KFWT-TV (channel 21) was a television station licensed to Fort Worth, Texas, United States, which served the Dallas–Fort Worth metroplex from 1967 to 1969. The station was owned by the Trinity Broadcasting Company (not to be confused with the Trinity Broadcasting Network, a religious broadcaster established in 1973).

==History==
On January 6, 1966, the Trinity Broadcasting Company, owners of KJIM-AM-FM in Fort Worth, was granted a construction permit for a new television station on ultra high frequency (UHF) channel 40 in Fort Worth. Trinity was left alone in its bid for the channel after Warner Bros. withdrew applications for UHF television stations in Fort Worth, Houston and Chicago, afraid that its antitrust record would result in lengthy and costly comparative hearings. Channel 20 had originally been assigned, but in 1965, the Federal Communications Commission (FCC) undertook a sweeping overhaul of the UHF table of allocations nationwide, using a UNIVAC III computer to determine new channel allocations. Trinity was upset that the lower channel 20 had been replaced with channel 40, questioning if the commission had "abdicated" its responsibilities to the computer.

In 1966, channel 40 was changed to 21; meanwhile, Trinity sold off KJIM and changed the FM station's call letters to KFWT, which were also adopted by the television station. KFWT-TV began broadcasting September 14, 1967, making it the first of three new UHF television stations in six months in the metroplex (alongside two Dallas-based outlets, KMEC-TV and KDTV). The station signed on using facilities leased from WBAP-TV in the Meadowbrook area of Fort Worth. At the outset, the station presented filmed and syndicated fare in color, though local shows were in black-and-white pending the delivery and installation of color studio equipment.

Channel 21, an independent station, emphasized live and local programming. Its flagship block of variety music shows included the hour-long Southwest Showcase and a country music half-hour hosted by Jim "Shootin'" Newton; it was followed by a rock program, The Marky Baby Show, fronted by KFJZ (1270 AM) DJ Mark Stevens. A prime time movie and 10 p.m. local newscast also aired on weeknights; on the weekends, KFWT-TV aired highlights of Fort Worth Texans football along with movies and syndicated shows.
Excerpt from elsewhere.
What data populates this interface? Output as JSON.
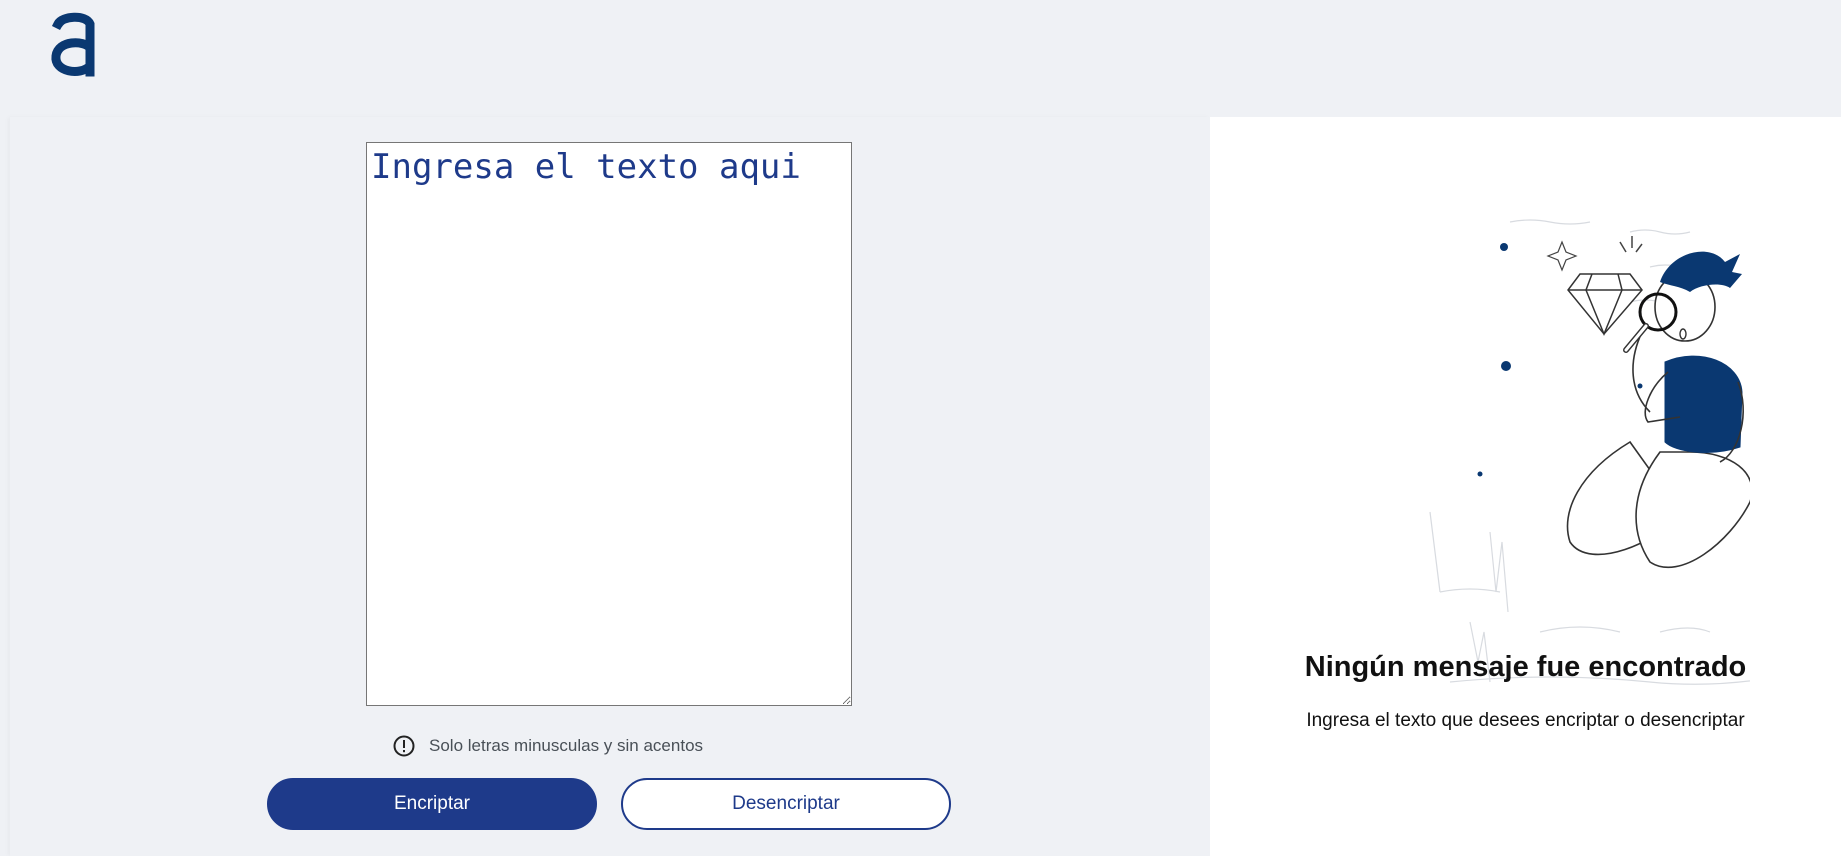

By August 1969, however, financial difficulties had forced the station to go silent; at that time, Trinity owner W. C. Windsor, Jr., was reported to be in talks with a group of investors on the West Coast, including entertainer Danny Thomas, to buy KFWT-TV. The station spent a week off the air, temporarily returned after the FCC failed to grant permission to cease broadcasting in a timely manner, and then went silent on September 3. The general manager expressed hope that the station would return to the air in three months. The television station never sold, and Trinity Broadcasting Company filed for bankruptcy in March 1970. That October, a debt payment plan was agreed under which KFWT-FM was sold for $315,000; by that time, Trinity had $1.8 million in liabilities compared to $670,000 in assets. Ownership of more than $340,000 in television station equipment purchased from RCA reverted to that company.

Activity around the channel 21 allocation would not resume until 1976, when two groups—both named Channel 21, Inc.—filed to build new TV stations in Fort Worth. The resulting station, KTXA, signed on January 4, 1981.